The central market was crowded and provided us with the opportunity to buy some souvenirs for family and friends; however, the prices were not lower than the ones in the shops, even at Vaci utca, which is considered as a tourist place. We got some sweet paprika, cups and toys for the kids.
- On Sunday evening we had a meeting for dinner with other Greeks at the Calvin metro station, which was only 10 mins by metro from our station. We went to get the metro tickets but the booth was closed (as expected). The automatic ticket machine outside the station did not accept bills (we only had 500 and 1000 HUF banknotes) and after we made some change by buying stuff at the nearby grocery, the ticket machine proved to be out of order. There was no way for us to buy tickets at this point so we started walking. It took us about 30 mins to reach the Calvin metro station and our son froze in the meantime!

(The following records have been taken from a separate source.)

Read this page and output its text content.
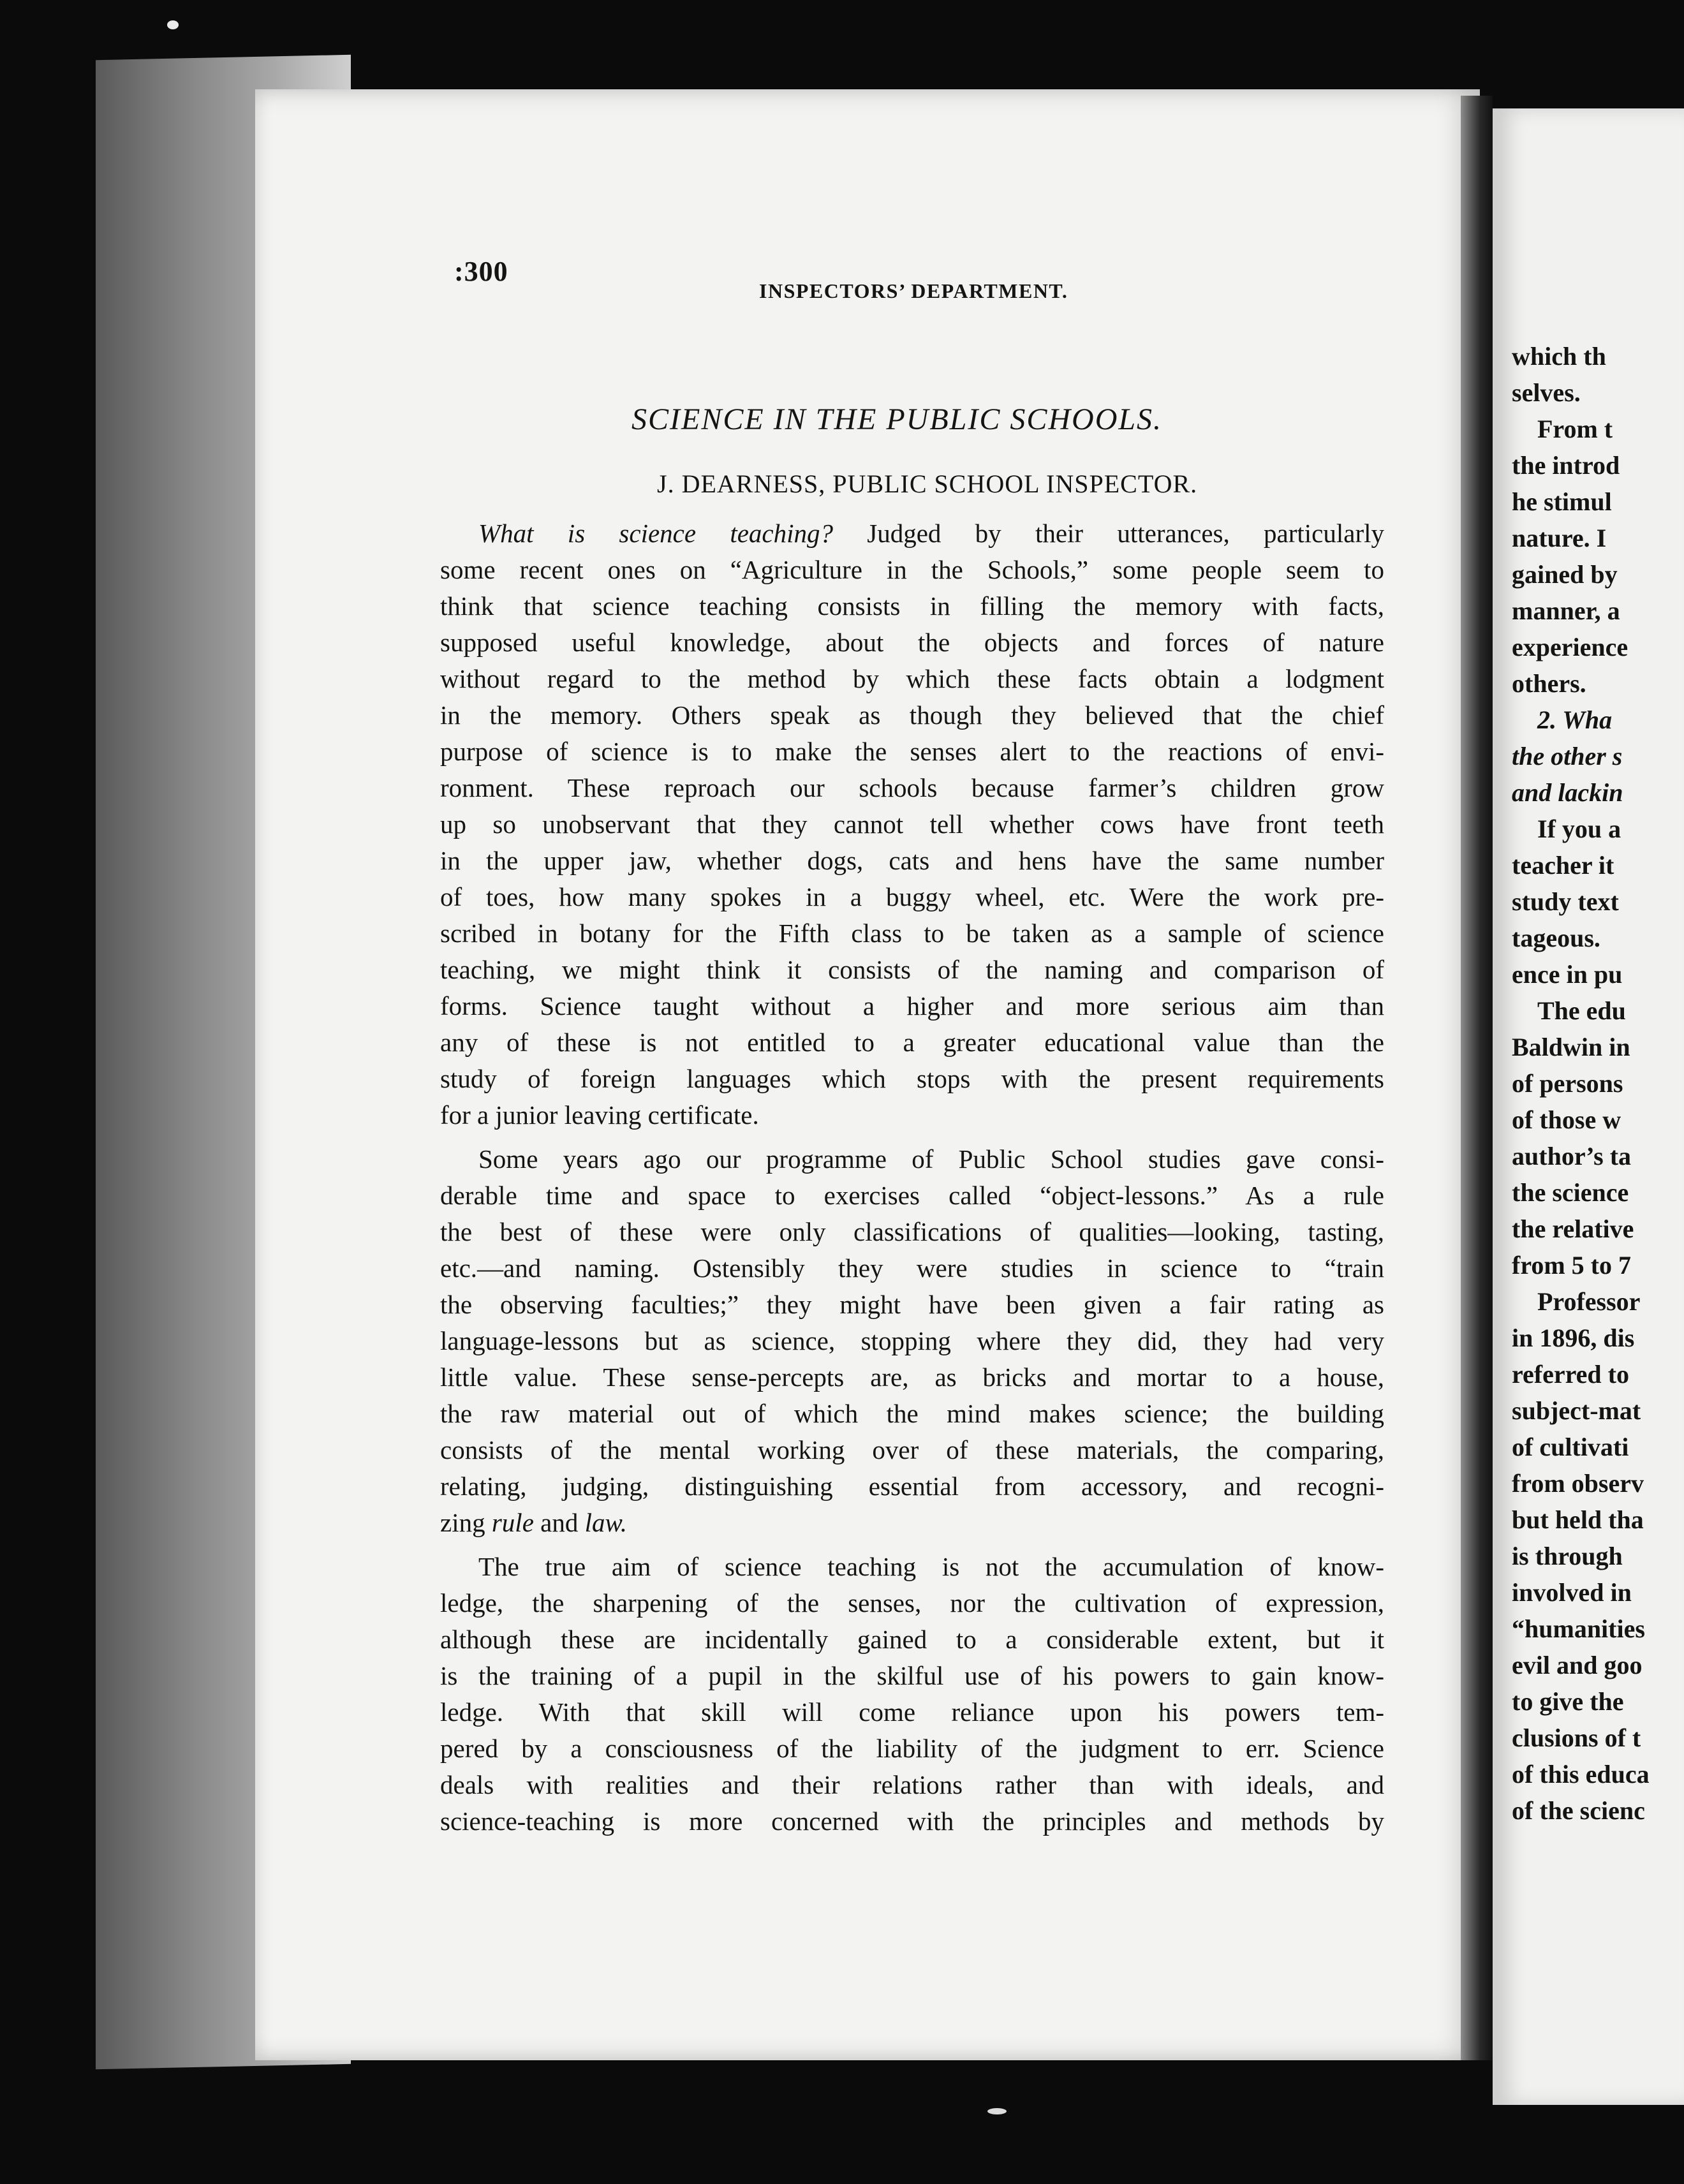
:300
INSPECTORS’ DEPARTMENT.
SCIENCE IN THE PUBLIC SCHOOLS.
J. DEARNESS, PUBLIC SCHOOL INSPECTOR.
What is science teaching? Judged by their utterances, particularly
some recent ones on “Agriculture in the Schools,” some people seem to
think that science teaching consists in filling the memory with facts,
supposed useful knowledge, about the objects and forces of nature
without regard to the method by which these facts obtain a lodgment
in the memory. Others speak as though they believed that the chief
purpose of science is to make the senses alert to the reactions of envi-
ronment. These reproach our schools because farmer’s children grow
up so unobservant that they cannot tell whether cows have front teeth
in the upper jaw, whether dogs, cats and hens have the same number
of toes, how many spokes in a buggy wheel, etc. Were the work pre-
scribed in botany for the Fifth class to be taken as a sample of science
teaching, we might think it consists of the naming and comparison of
forms. Science taught without a higher and more serious aim than
any of these is not entitled to a greater educational value than the
study of foreign languages which stops with the present requirements
for a junior leaving certificate.
Some years ago our programme of Public School studies gave consi-
derable time and space to exercises called “object-lessons.” As a rule
the best of these were only classifications of qualities—looking, tasting,
etc.—and naming. Ostensibly they were studies in science to “train
the observing faculties;” they might have been given a fair rating as
language-lessons but as science, stopping where they did, they had very
little value. These sense-percepts are, as bricks and mortar to a house,
the raw material out of which the mind makes science; the building
consists of the mental working over of these materials, the comparing,
relating, judging, distinguishing essential from accessory, and recogni-
zing rule and law.
The true aim of science teaching is not the accumulation of know-
ledge, the sharpening of the senses, nor the cultivation of expression,
although these are incidentally gained to a considerable extent, but it
is the training of a pupil in the skilful use of his powers to gain know-
ledge. With that skill will come reliance upon his powers tem-
pered by a consciousness of the liability of the judgment to err. Science
deals with realities and their relations rather than with ideals, and
science-teaching is more concerned with the principles and methods by
which th
selves.
From t
the introd
he stimul
nature. I
gained by
manner, a
experience
others.
2. Wha
the other s
and lackin
If you a
teacher it
study text
tageous.
ence in pu
The edu
Baldwin in
of persons
of those w
author’s ta
the science
the relative
from 5 to 7
Professor
in 1896, dis
referred to
subject-mat
of cultivati
from observ
but held tha
is through
involved in
“humanities
evil and goo
to give the
clusions of t
of this educa
of the scienc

- Prices were rather high in general; in restaurants we paid about 15 euros per person for a main dish and a shared desert, while prices for clothes, shoes etc. were usually higher than in Athens!
- The best way for buying local currency is to wait until you reach Vaci utca or other commercial streets of Budapest, which are full of exchange shops. The exchange rate is much better than the one provided by banks or at the airport. You can even pay the taxi with a credit card, so you do not need any HUF before reaching your hotel.
- As regards taxi, the safest option is Fotaxi, the official company associated with the Budapest airport; they are legitimate and you even get a voucher with an approximate amount of payment, based on the place of your destination (which in our case was almost 100% correct). It takes about 20-25 euros from the airport to the city center and the taxi drivers are really kind.
- The use of credit/debit cards is really common in Budapest and might be the best option of paying while shopping, eating out and booking tickets. You only have to check with your bank if additional fees apply; in my case, I had one debit card which had additional fees for paying in currency other than EUR, so I opted for another one which was only charging the currency rate based on the Visa one.